Maybe it's too much of a reaction to the moment, but it's clear Okafor's career in Philadelphia may have ended with that one play. Can he ever recover in the eyes of fans and be accepted here, even if - heaven help us! - Joel Embiid's injury struggles continue next season and beyond?

Things happen quickly on the court in the NBA, and there are a number of interactions at the same time, so no individual action can be viewed in a vacuum. On the play in question, Miami point guard Goran Dragic drove past a pick set by Hassan Whiteside on the right side of the key that rubbed off T.J. McConnell just enough to allow Dragic to get by. If McConnell had been in front of Dragic, it wouldn't have happened, but he was playing off the left hip of the left-handed Dragic to keep him from driving the middle, which is probably the correct play.

Once past the pick and into the lane, Dragic was met, sort of, by Okafor. If the center had stepped up aggressively to stop the guard (maybe even jumped), a couple of things could have happened. Whiteside would have been expected to dive past Okafor to the rim or swingman Rodney McGruder, spotted up in the right corner, would have dashed to the open basket area. The latter would have been easy because Nik Stauskas had neglected to seal the baseline on his man.

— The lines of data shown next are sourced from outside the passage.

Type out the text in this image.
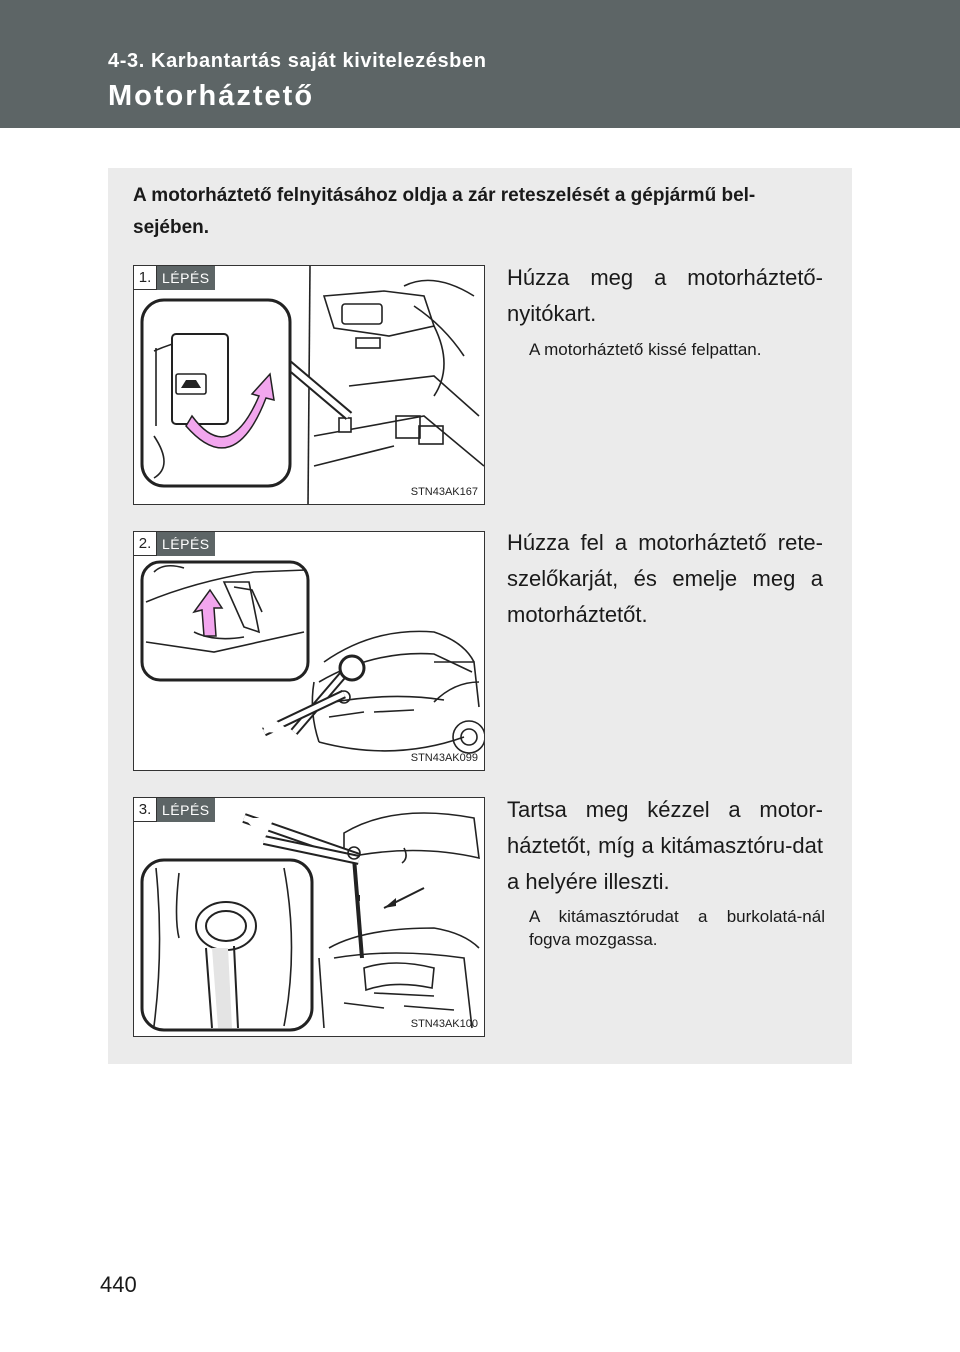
4-3. Karbantartás saját kivitelezésben
Motorháztető
A motorháztető felnyitásához oldja a zár reteszelését a gépjármű bel-sejében.
1. LÉPÉS
STN43AK167
Húzza meg a motorháztető-nyitókart.
A motorháztető kissé felpattan.
2. LÉPÉS
STN43AK099
Húzza fel a motorháztető rete-szelőkarját, és emelje meg a motorháztetőt.
3. LÉPÉS
STN43AK100
Tartsa meg kézzel a motor-háztetőt, míg a kitámasztóru-dat a helyére illeszti.
A kitámasztórudat a burkolatá-nál fogva mozgassa.
440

All of this probably occurred to Okafor, who has put his hand in the mousetrap of an NBA pick-and-roll so often that he knows it will usually hurt him. He doesn't know how to avoid the snap of being caught flat-footed, and knows he doesn't have the speed to cover his mistakes, so he's gotten shy about committing. That's understandable, but it's no way to play professional basketball.

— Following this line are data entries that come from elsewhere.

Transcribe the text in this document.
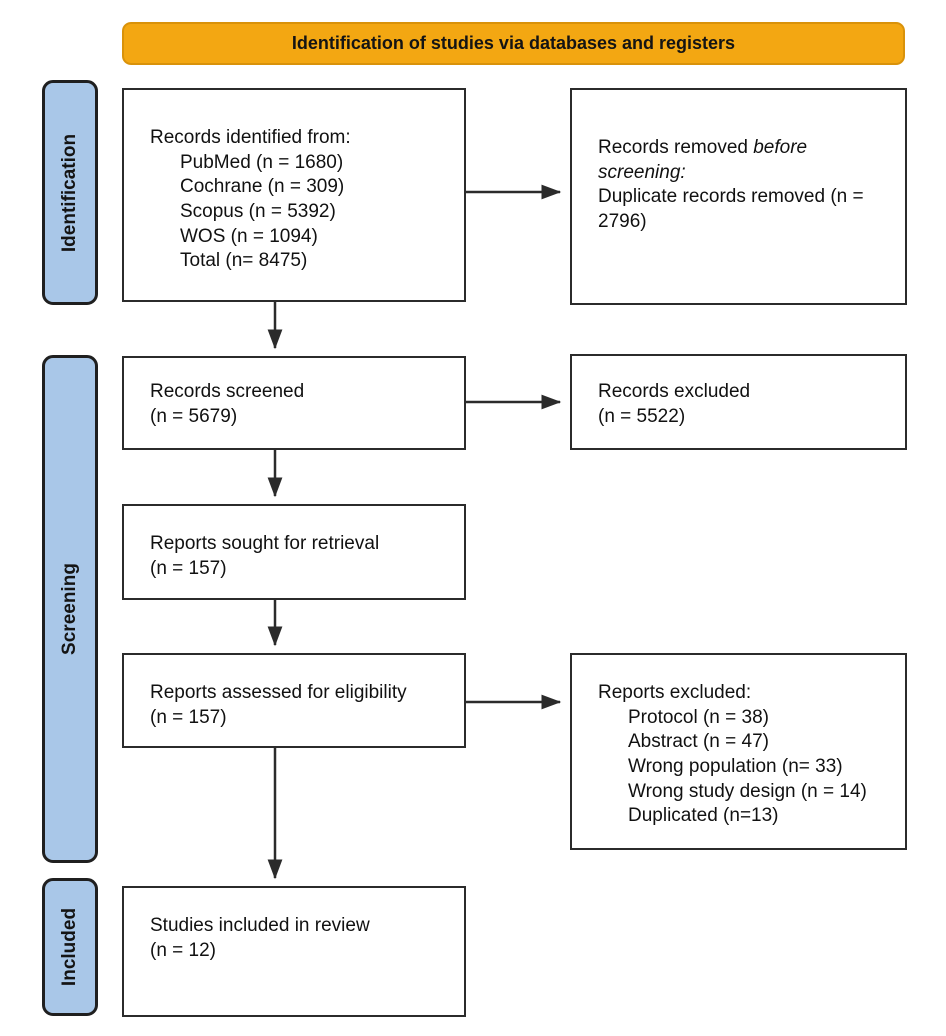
Identification of studies via databases and registers
Identification
Screening
Included
Records identified from:
PubMed (n = 1680)
Cochrane (n = 309)
Scopus (n = 5392)
WOS (n = 1094)
Total (n= 8475)
Records removed before screening:
Duplicate records removed (n = 2796)
Records screened
(n = 5679)
Records excluded
(n = 5522)
Reports sought for retrieval
(n = 157)
Reports assessed for eligibility
(n = 157)
Reports excluded:
Protocol (n = 38)
Abstract (n = 47)
Wrong population (n= 33)
Wrong study design (n = 14)
Duplicated (n=13)
Studies included in review
(n = 12)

Dragic pulled up about five feet from the basket and Okafor actually backed up a little, which looked really bad. Dragic's shot rimmed out, but Okafor was still marooned between the shooter and the basket and couldn't get the rebound when McGruder came in from the corner (past Stauskas) to grab it. McGruder circled the lane area, with Okafor nailed to his spot, and handed the ball to Whiteside, who made a casual little jumper.

A lot had to happen for Okafor to look as bad as he did on the play, but it all happened, and there's every indication it would continue to happen in the same situation. It isn't that Okafor is necessarily passive by nature on defense - although that could be the case - it could be that he is just mystified about how to play it in the NBA. Frankly, that's worse.

Former coach Jim Lynam, in his postgame analysis, said he, as a coach, would have hesitated to show the film of that play to the full team for fear that Okafor could never regain the respect of his teammates if they saw it. Pre-internet and pre-Twitter, in the case of an isolated play in a meaningless game between mediocre teams, that might have been a reasonable plan, but it won't work now. Everyone saw it. The teammates. The fans. The front office. And, oh by the way, the other 29 general managers in the NBA.

Any team that might consider trading for Jahlil Okafor has to be aware that the clip of Okafor mesmerized by the drive of 6-foot-3 Goran Dragic will be played endlessly in that market on the day of the trade. Welcome to wherever, Jahlil.

Bryan Colangelo has to find that trade, however, most likely on draft night. He has to do it even if the team isn't sure Embiid will ever be fully reliable. It's too bad, because there are some things Okafor can do well, and because the team tanked an entire season just to get him. But he can't stay here. Being bad is one thing. Being laughed at is another one entirely.